Furthermore, consider this:
for (int j=0;j<=n-1;j++)
This isn’t very usual. Normally, you’d write such code as follows:
for (int j = 0; j < n; ++j)
Notice that I used < instead of <= and adjusted the bounds from j - 1 to j. The same would hold for the outer loop, so you’d get:
for (int i = 0; i < std::log(n); ++i)
Finally, instead of std::powf, you can use the fact that pow(2, x) is the same as 1 << x (i.e. taking advantage of the fact that operations base 2 are efficiently implemented as bit operations). This means that you can simply write:
if (j >= 1 << i)
x[j] += x[j - (1 << i)];
I think that std::partial_sum does what you want
http://www.sgi.com/tech/stl/partial_sum.html
The quickest way to get your algorithm working: Drop the outer for(i...) loop, instead setting i to 0, and use only the inner for (j...) loop.
int main(){
...
int i=0;
for (int j=0;j<=n-1;j++){
if (j>=(powf(2,i))){
int t=powf(2,i);
x[j]=x[j]+x[j-t];
}
}
...
}
Or equivalently:
for (int j=0; j<=n-1; j++) {
if (j>=1)
x[j] = x[j] + x[j-1];
}
...which is the intuitive way to do a prefix sum, and also probably the fastest non-parallel algorithm.

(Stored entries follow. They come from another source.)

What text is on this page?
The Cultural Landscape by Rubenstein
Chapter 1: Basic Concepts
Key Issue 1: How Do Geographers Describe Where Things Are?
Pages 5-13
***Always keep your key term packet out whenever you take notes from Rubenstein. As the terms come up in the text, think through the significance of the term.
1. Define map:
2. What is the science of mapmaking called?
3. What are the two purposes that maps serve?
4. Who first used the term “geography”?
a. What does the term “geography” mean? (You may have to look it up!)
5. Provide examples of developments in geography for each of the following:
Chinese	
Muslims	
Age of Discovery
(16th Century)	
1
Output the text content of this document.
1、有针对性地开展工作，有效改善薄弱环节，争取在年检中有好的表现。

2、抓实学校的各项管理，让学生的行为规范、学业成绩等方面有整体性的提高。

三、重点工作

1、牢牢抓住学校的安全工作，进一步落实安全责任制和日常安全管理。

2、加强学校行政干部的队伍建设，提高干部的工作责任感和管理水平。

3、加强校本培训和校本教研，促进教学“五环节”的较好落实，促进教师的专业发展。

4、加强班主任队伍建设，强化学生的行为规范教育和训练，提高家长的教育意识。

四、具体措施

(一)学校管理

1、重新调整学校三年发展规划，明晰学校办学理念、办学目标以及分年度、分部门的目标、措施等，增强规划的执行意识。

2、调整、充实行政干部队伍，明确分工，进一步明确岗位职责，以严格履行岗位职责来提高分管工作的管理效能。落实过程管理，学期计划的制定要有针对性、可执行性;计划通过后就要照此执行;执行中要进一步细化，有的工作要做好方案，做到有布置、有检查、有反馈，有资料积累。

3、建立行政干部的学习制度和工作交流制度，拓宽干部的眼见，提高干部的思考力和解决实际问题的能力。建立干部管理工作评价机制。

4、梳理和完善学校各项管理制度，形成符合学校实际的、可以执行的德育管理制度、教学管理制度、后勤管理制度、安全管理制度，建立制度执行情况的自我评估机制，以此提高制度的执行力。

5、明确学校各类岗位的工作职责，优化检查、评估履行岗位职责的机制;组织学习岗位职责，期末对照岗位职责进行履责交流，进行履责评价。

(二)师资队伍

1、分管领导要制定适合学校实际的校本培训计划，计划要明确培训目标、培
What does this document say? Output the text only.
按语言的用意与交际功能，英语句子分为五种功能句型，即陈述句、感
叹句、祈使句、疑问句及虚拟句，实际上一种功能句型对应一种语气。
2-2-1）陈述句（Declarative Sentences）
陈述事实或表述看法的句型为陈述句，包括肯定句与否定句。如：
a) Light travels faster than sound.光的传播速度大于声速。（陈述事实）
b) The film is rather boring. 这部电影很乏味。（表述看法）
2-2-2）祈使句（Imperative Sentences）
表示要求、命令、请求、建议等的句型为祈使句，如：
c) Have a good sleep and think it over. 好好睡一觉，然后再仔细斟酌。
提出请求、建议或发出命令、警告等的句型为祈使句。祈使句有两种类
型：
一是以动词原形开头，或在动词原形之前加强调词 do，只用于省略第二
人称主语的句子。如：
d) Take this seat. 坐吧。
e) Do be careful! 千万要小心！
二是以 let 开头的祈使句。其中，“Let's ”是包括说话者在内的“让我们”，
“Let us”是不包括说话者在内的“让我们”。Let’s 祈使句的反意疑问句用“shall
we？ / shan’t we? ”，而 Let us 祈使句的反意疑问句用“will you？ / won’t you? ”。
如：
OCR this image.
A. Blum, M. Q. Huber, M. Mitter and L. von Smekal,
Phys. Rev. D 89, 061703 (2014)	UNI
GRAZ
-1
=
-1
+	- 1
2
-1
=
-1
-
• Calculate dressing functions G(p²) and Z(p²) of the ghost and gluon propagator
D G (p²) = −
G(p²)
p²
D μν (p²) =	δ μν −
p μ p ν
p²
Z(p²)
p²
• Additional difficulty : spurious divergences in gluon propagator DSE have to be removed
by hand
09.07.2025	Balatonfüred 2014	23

Wikipedia's algorithm is designed to be run in parallel, such that all of the additions are completely independent of each other. It reads all the values in, adds to them, then writes them back into the array, all in parallel. In your version, when you execute x[j]=x[j]+x[j-t], you're using the x[j-t] that you just added to, t iterations ago.
If you really want to reproduce Wikipedia's algorithm, here's one way, but be warned it will be much slower than the intuitive way above, unless you are using a parallelizing compiler and a computer with a whole bunch of processors.
int main() {
int x[16]={39,21,20,50,13,18,2,33,49,39,47,15,30,47,24,1};
int y[16];
int n=sizeof(x)/sizeof(int);
for (int i=0;i<=(Log(n)-1);i++){
for (int j=0;j<=n-1;j++){
y[j] = x[j];
if (j>=(powf(2,i))){
int t=powf(2,i);
y[j] += x[j-t];
}
}
for (int j=0;j<=n-1;j++){
x[j] = y[j];
}
}
for (int i=0;i<n;i++)
cout<<x[i]<< " ";
cout<<endl;
}
Side notes: You can use 1<<i instead of powf(2,i), for speed. And as ergosys mentioned, your Log() function needs work; the values it returns are too high, which won't affect the partial sum's result in this case, but will make it take longer.